И считали, сколько тварей не нашли.
Их было три.
Их так и не нашли — ни в ту ночь, ни на другой день. Они ушли из посёлка тем же путём, каким пришли, и вода в горловине лежала гладкая и чёрная, и по ней не шло ни блика.
Кассий сел под навесом и первым делом спросил, сколько прошло времени. Ему ответил кто-то из проходивших мимо.
Он кивнул — так, будто получил ожидаемое, — и попросил воды. Потом спросил, скольких потеряли. Ему назвали число, и он опять кивнул, и по нему нельзя было понять, много это по его меркам или мало.
А потом он посмотрел на меня.
Он смотрел долго — дольше, чем смотрел когда-либо за весь этот месяц, — и я в первый раз пожалел, что не вижу его глаз.
— Ты что-то сделал, — сказал он.
Не вопросом.
— Я бросил нож.
— Не это.
Я молчал.
— Стейн.
— Я не знаю, что я сделал, — сказал я. — Правда не знаю. Там что-то... — Я поискал слово и не нашёл. — Открылось.
— Не открылось, — сказал Кассий.
Я поднял голову.
— Что?
Он допил воду и отставил кружку. Руки у него дрожали — мелко и ровно, точно так же, как у меня час назад.
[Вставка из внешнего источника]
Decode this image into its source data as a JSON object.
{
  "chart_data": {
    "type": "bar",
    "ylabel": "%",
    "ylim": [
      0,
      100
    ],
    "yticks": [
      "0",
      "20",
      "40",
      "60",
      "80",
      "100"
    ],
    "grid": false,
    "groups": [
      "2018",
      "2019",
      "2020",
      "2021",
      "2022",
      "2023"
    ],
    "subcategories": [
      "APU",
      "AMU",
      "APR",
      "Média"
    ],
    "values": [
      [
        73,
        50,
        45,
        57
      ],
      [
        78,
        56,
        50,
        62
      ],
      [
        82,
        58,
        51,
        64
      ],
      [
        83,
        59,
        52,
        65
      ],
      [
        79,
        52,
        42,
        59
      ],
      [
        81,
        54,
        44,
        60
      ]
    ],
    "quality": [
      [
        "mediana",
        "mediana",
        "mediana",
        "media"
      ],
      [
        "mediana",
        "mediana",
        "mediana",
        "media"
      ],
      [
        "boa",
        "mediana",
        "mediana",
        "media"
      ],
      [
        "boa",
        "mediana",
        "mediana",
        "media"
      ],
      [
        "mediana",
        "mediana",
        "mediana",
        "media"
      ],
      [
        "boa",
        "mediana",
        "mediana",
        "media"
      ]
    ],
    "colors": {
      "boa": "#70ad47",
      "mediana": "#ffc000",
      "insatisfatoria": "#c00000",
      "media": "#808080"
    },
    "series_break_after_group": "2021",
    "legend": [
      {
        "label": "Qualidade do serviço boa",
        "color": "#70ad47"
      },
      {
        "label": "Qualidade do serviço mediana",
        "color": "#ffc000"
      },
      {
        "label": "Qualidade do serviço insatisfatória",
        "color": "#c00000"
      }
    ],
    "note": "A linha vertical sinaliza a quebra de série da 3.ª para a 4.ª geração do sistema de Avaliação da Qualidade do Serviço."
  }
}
— Ничего, — сказал он. — Потом. Не сейчас.
— Вы опять...
— Не сейчас, — повторил Кассий. — Сейчас я не соображаю, а ты не в том состоянии, чтобы слушать. Поговорим об этом позже.
Он лёг обратно и закрыл лицо локтем.
— И вот что, — сказал он из-под локтя. — Пока не поймёшь, что с тобой, — не пробуй ничего. Ничего, слышишь? Не тянись туда, не щупай, не проверяй. Просто оставь.
— Почему?
— Потому что я тебя, кажется, вижу насквозь, — сказал Кассий. — И мне это не нравится.
Больше в то утро он не сказал ничего.